En apparence, la protéine native et son mutant ont donc quasiment la même structure. Mais voilà, ce petit glutamate 6 est placé à la surface de la protéine, et ce résidu chargé (et donc polaire et hydrophile) contribue à la solubilité de l’hémoglobine dans l’eau. Lorsqu’il est remplacé par une valine (apolaire et hydrophobe), nos molécules vont alors avoir tendance à s’agréger et à former les globules en faucille caractéristiques de la maladie.

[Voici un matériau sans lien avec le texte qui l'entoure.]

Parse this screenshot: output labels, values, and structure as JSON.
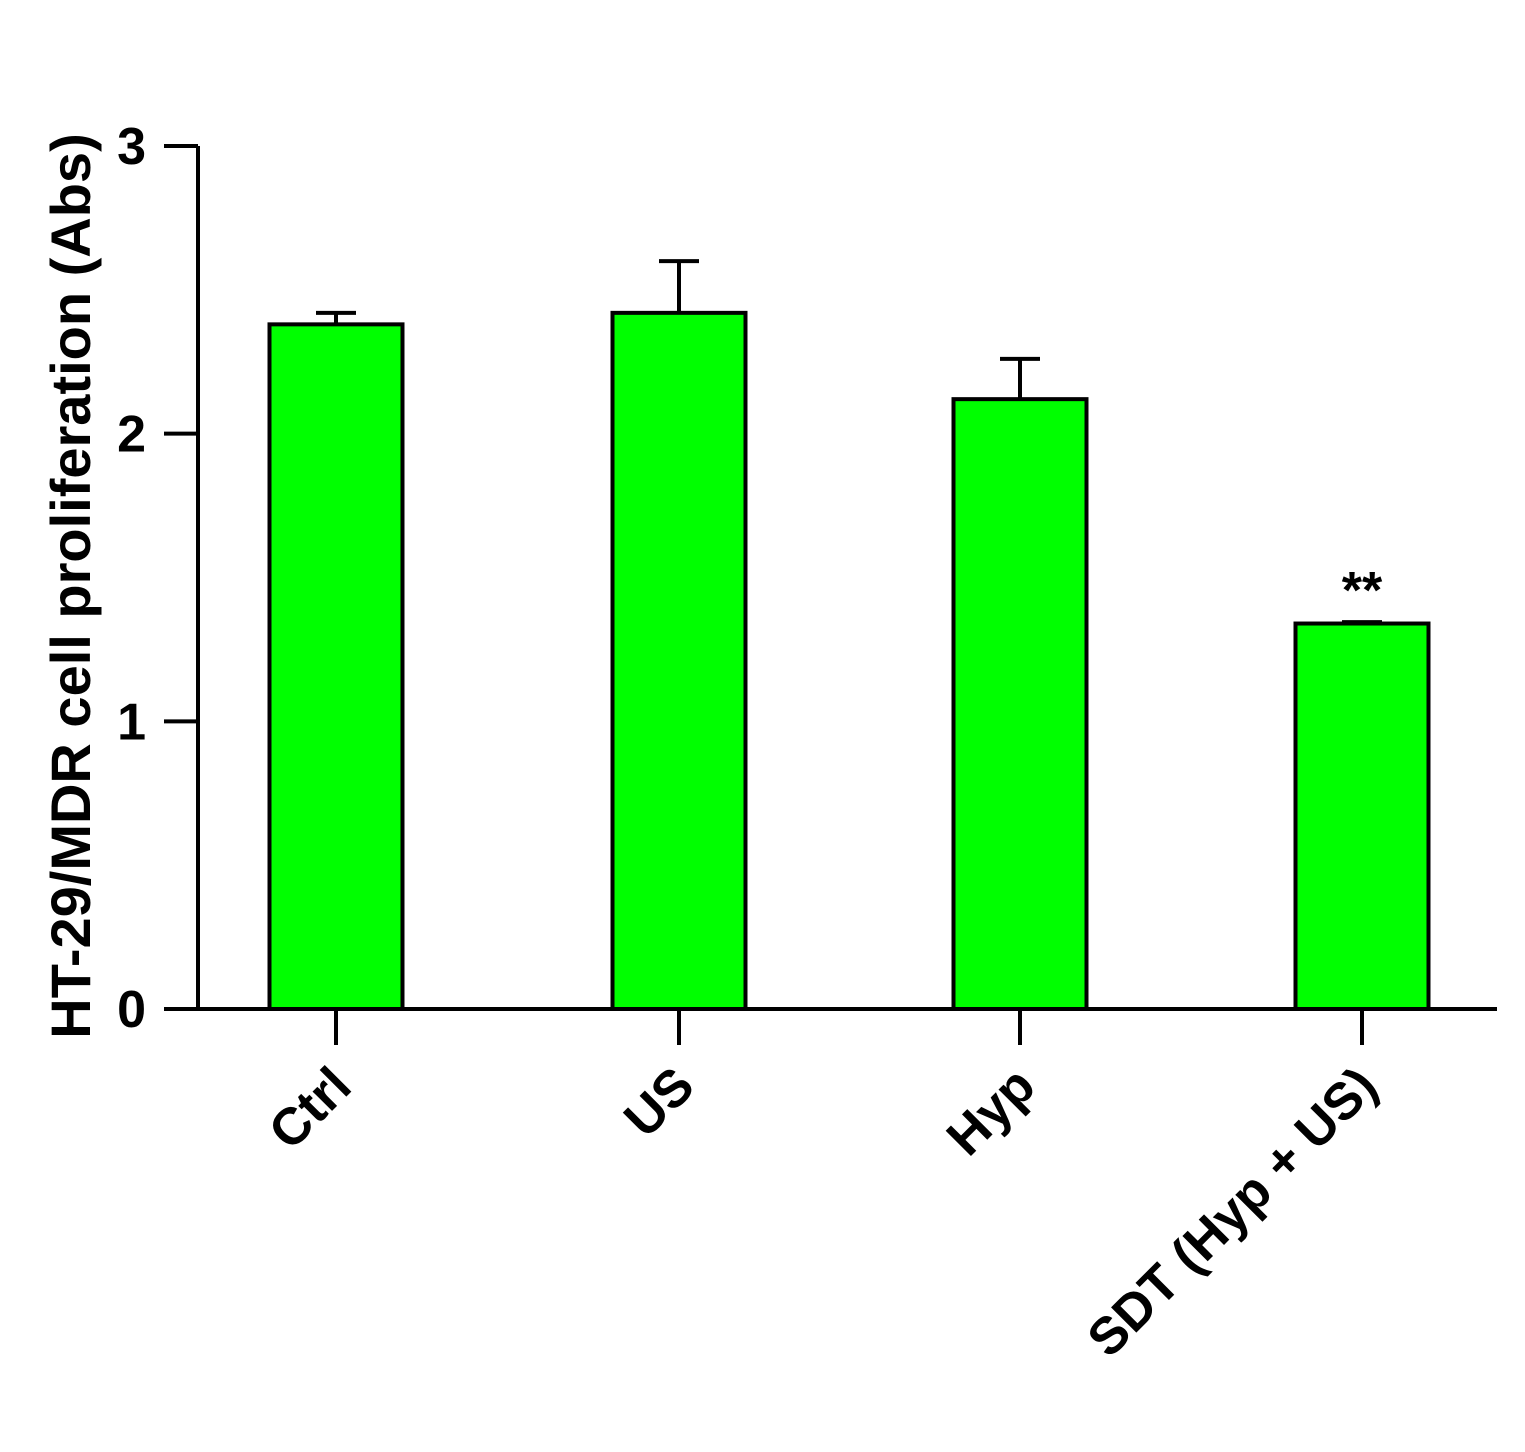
{
  "chart_data": {
    "type": "bar",
    "title": "",
    "xlabel": "",
    "ylabel": "HT-29/MDR cell proliferation (Abs)",
    "ylim": [
      0,
      3
    ],
    "yticks": [
      0,
      1,
      2,
      3
    ],
    "categories": [
      "Ctrl",
      "US",
      "Hyp",
      "SDT (Hyp + US)"
    ],
    "values": [
      2.38,
      2.42,
      2.12,
      1.34
    ],
    "errors": [
      0.04,
      0.18,
      0.14,
      0.005
    ],
    "annotations": [
      "",
      "",
      "",
      "**"
    ],
    "bar_color": "#00ff00",
    "grid": false,
    "legend": "none"
  }
}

Suivant l’adage comme quoi à quelque chose malheur est bon, on a néanmoins remarqué que cette mutation de l’hémoglobine était sur-représentée dans les populations exposées au paludisme. La drépanocytose procure en effet une résistance au paludisme à ses porteurs. La présence d’HbS induit l’expression d’une autre protéine, l’heme oxygénase-1, qui va jouer un rôle protecteur contre la maladie transmise par le parasite Plasmodium.
Notons que dans certains cas, les mutations aléatoires peuvent également être bénéfiques pour l’organisme qui les porte, car elles aboutissent à une amélioration de la fonction protéique. C’est ce qui motive certains chercheur·se·s, qui vont alors faire de l’ingénierie protéique, c’est à dire générer des mutants expressément conçus pour présenter des propriétés particulières, et dont nous parlerons dans les prochains billets.